On all levels of society systems have been introduced that deal with the transmission, storage and processing of information. We live in what is usually called the information society. Information has become a key word in our society. It is not surprising therefore that from all sorts of quarters interest has been shown in what information really is and consequently in acquiring a better knowledge as to how information can be dealt with as efficiently as possible.
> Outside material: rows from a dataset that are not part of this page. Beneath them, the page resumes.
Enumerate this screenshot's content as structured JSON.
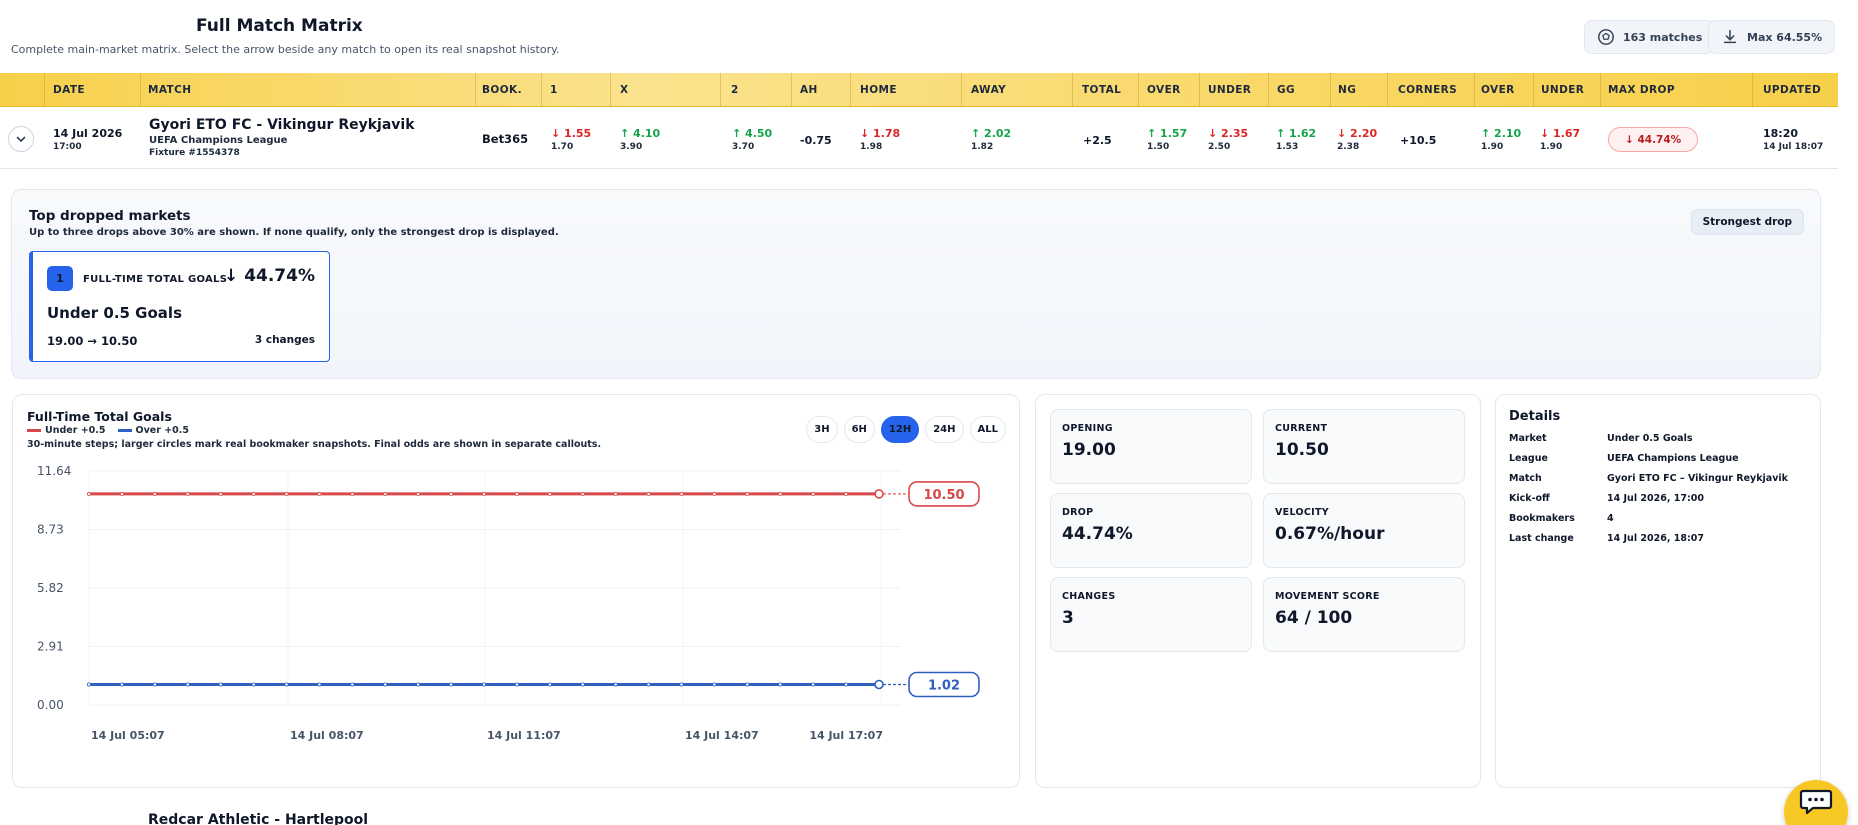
{
  "header": {
    "title": "Full Match Matrix",
    "subtitle": "Complete main-market matrix. Select the arrow beside any match to open its real snapshot history.",
    "matches_label": "163 matches",
    "max_label": "Max 64.55%"
  },
  "columns": [
    "DATE",
    "MATCH",
    "BOOK.",
    "1",
    "X",
    "2",
    "AH",
    "HOME",
    "AWAY",
    "TOTAL",
    "OVER",
    "UNDER",
    "GG",
    "NG",
    "CORNERS",
    "OVER",
    "UNDER",
    "MAX DROP",
    "UPDATED"
  ],
  "row": {
    "date": "14 Jul 2026",
    "time": "17:00",
    "match": "Gyori ETO FC - Vikingur Reykjavik",
    "league": "UEFA Champions League",
    "fixture": "Fixture #1554378",
    "bookmaker": "Bet365",
    "odds": [
      {
        "current": "↓ 1.55",
        "opening": "1.70",
        "dir": "down"
      },
      {
        "current": "↑ 4.10",
        "opening": "3.90",
        "dir": "up"
      },
      {
        "current": "↑ 4.50",
        "opening": "3.70",
        "dir": "up"
      }
    ],
    "ah": "-0.75",
    "home": {
      "current": "↓ 1.78",
      "opening": "1.98",
      "dir": "down"
    },
    "away": {
      "current": "↑ 2.02",
      "opening": "1.82",
      "dir": "up"
    },
    "total": "+2.5",
    "over": {
      "current": "↑ 1.57",
      "opening": "1.50",
      "dir": "up"
    },
    "under": {
      "current": "↓ 2.35",
      "opening": "2.50",
      "dir": "down"
    },
    "gg": {
      "current": "↑ 1.62",
      "opening": "1.53",
      "dir": "up"
    },
    "ng": {
      "current": "↓ 2.20",
      "opening": "2.38",
      "dir": "down"
    },
    "corners": "+10.5",
    "c_over": {
      "current": "↑ 2.10",
      "opening": "1.90",
      "dir": "up"
    },
    "c_under": {
      "current": "↓ 1.67",
      "opening": "1.90",
      "dir": "down"
    },
    "max_drop": "↓ 44.74%",
    "updated_time": "18:20",
    "updated_date": "14 Jul 18:07"
  },
  "drops": {
    "title": "Top dropped markets",
    "subtitle": "Up to three drops above 30% are shown. If none qualify, only the strongest drop is displayed.",
    "strongest_label": "Strongest drop",
    "card": {
      "rank": "1",
      "market": "FULL-TIME TOTAL GOALS",
      "pct": "↓ 44.74%",
      "selection": "Under 0.5 Goals",
      "range": "19.00 → 10.50",
      "changes": "3 changes"
    }
  },
  "chart_panel": {
    "title": "Full-Time Total Goals",
    "note": "30-minute steps; larger circles mark real bookmaker snapshots. Final odds are shown in separate callouts.",
    "ranges": [
      "3H",
      "6H",
      "12H",
      "24H",
      "ALL"
    ],
    "active_range": "12H"
  },
  "chart_data": {
    "type": "line",
    "title": "Full-Time Total Goals",
    "x_ticks": [
      "14 Jul 05:07",
      "14 Jul 08:07",
      "14 Jul 11:07",
      "14 Jul 14:07",
      "14 Jul 17:07"
    ],
    "y_ticks": [
      "0.00",
      "2.91",
      "5.82",
      "8.73",
      "11.64"
    ],
    "ylim": [
      0,
      11.64
    ],
    "step_count": 24,
    "series": [
      {
        "name": "Under +0.5",
        "color": "#d94848",
        "value": 10.5,
        "final_label": "10.50"
      },
      {
        "name": "Over +0.5",
        "color": "#2f5fbf",
        "value": 1.02,
        "final_label": "1.02"
      }
    ],
    "grid": true,
    "legend": "top-left"
  },
  "stats": [
    {
      "label": "OPENING",
      "value": "19.00"
    },
    {
      "label": "CURRENT",
      "value": "10.50"
    },
    {
      "label": "DROP",
      "value": "44.74%"
    },
    {
      "label": "VELOCITY",
      "value": "0.67%/hour"
    },
    {
      "label": "CHANGES",
      "value": "3"
    },
    {
      "label": "MOVEMENT SCORE",
      "value": "64 / 100"
    }
  ],
  "details": {
    "title": "Details",
    "rows": [
      {
        "k": "Market",
        "v": "Under 0.5 Goals"
      },
      {
        "k": "League",
        "v": "UEFA Champions League"
      },
      {
        "k": "Match",
        "v": "Gyori ETO FC – Vikingur Reykjavik"
      },
      {
        "k": "Kick-off",
        "v": "14 Jul 2026, 17:00"
      },
      {
        "k": "Bookmakers",
        "v": "4"
      },
      {
        "k": "Last change",
        "v": "14 Jul 2026, 18:07"
      }
    ]
  },
  "next_row": {
    "match": "Redcar Athletic - Hartlepool"
  }
}
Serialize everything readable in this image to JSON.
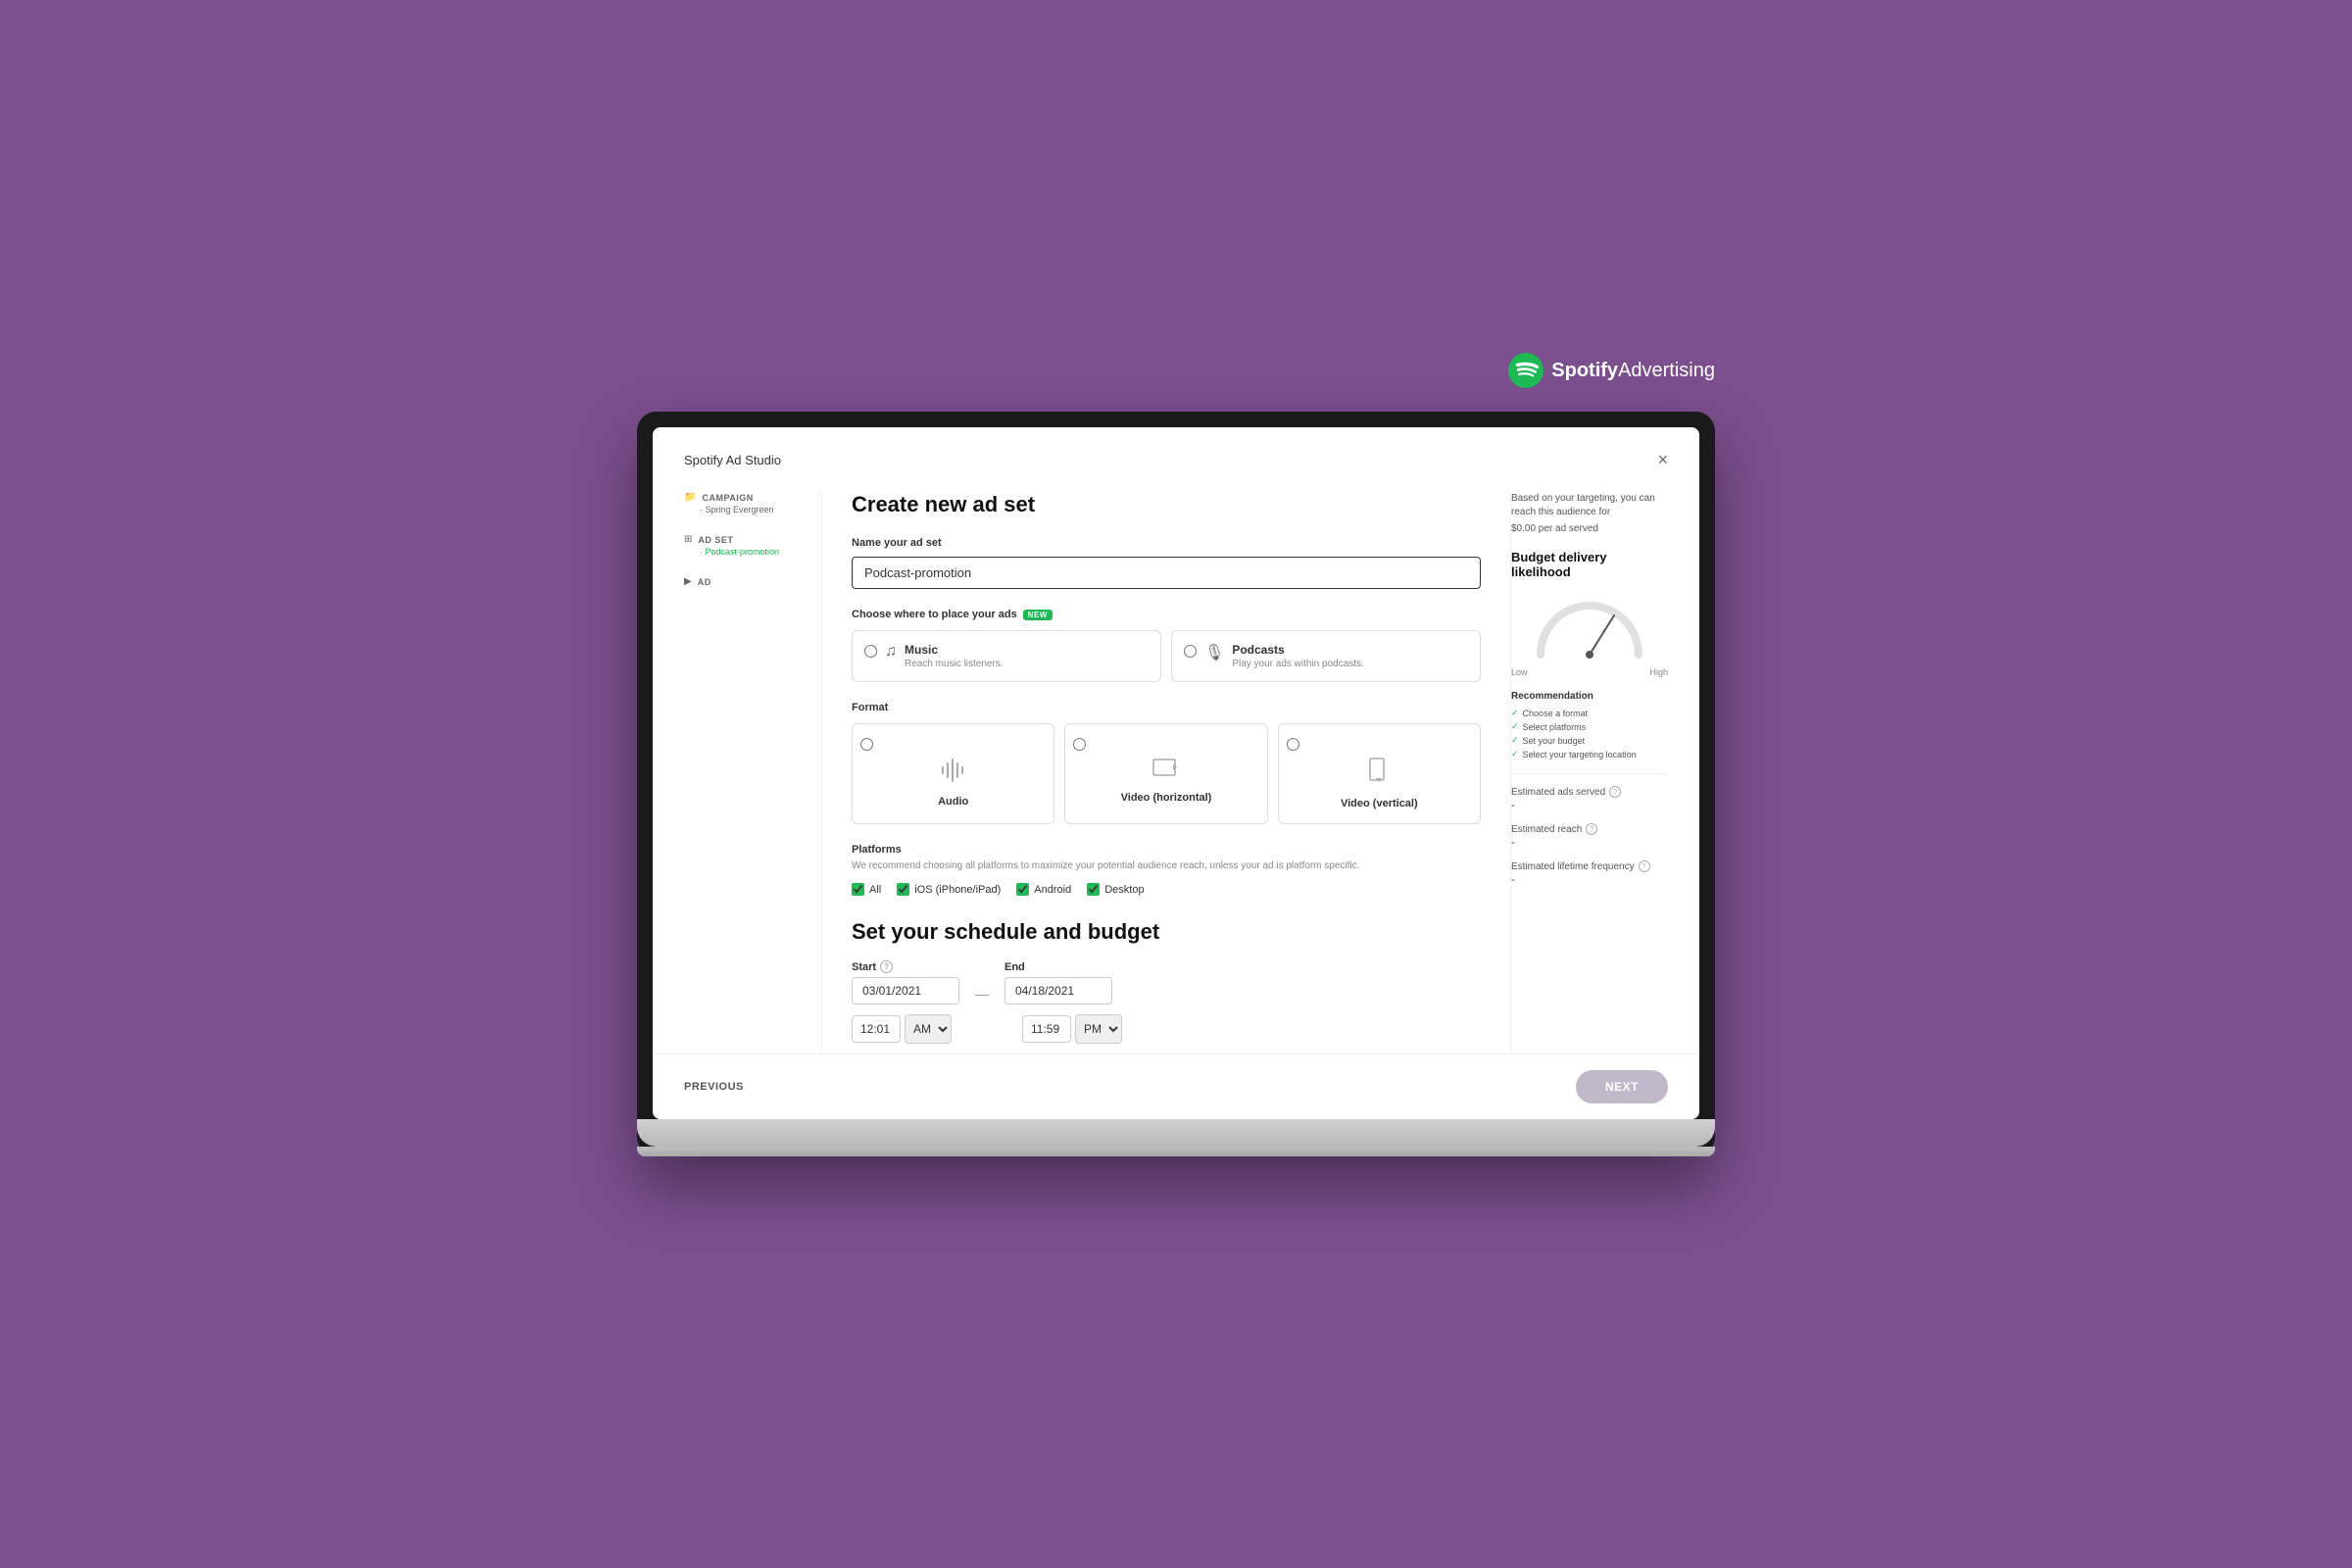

Information theory is characterized by a quantitative approach to the notion of information. By means of the introduction of measures for information answers will be sought to such questions as: How to transmit and store information as compactly as possible? What is the maximum quantity of information that can be transmitted through a channel? How can security best be arranged? Etcetera. Crucial questions that enable us to enhance the performance and to grasp the limits of our information systems. This book has the purpose of introducing a number of basic notions of information theory and clarifying them by showing their significance in present applications. Matters that will be described are, among others: Shannons information measure, discrete and continuous information sources and information
channels with or without memory, source and channel decoding, rate distortion theory, error-correcting codes and the information theoretical approach to cryptology. Special attention has been paid to multiterminal or - network information theory; an area with still lots of unanswered questions, but which is of great significance because most of our information is transmitted by networks.
All chapters are concluded with questions and worked solutions. That makes the book suitable for self study.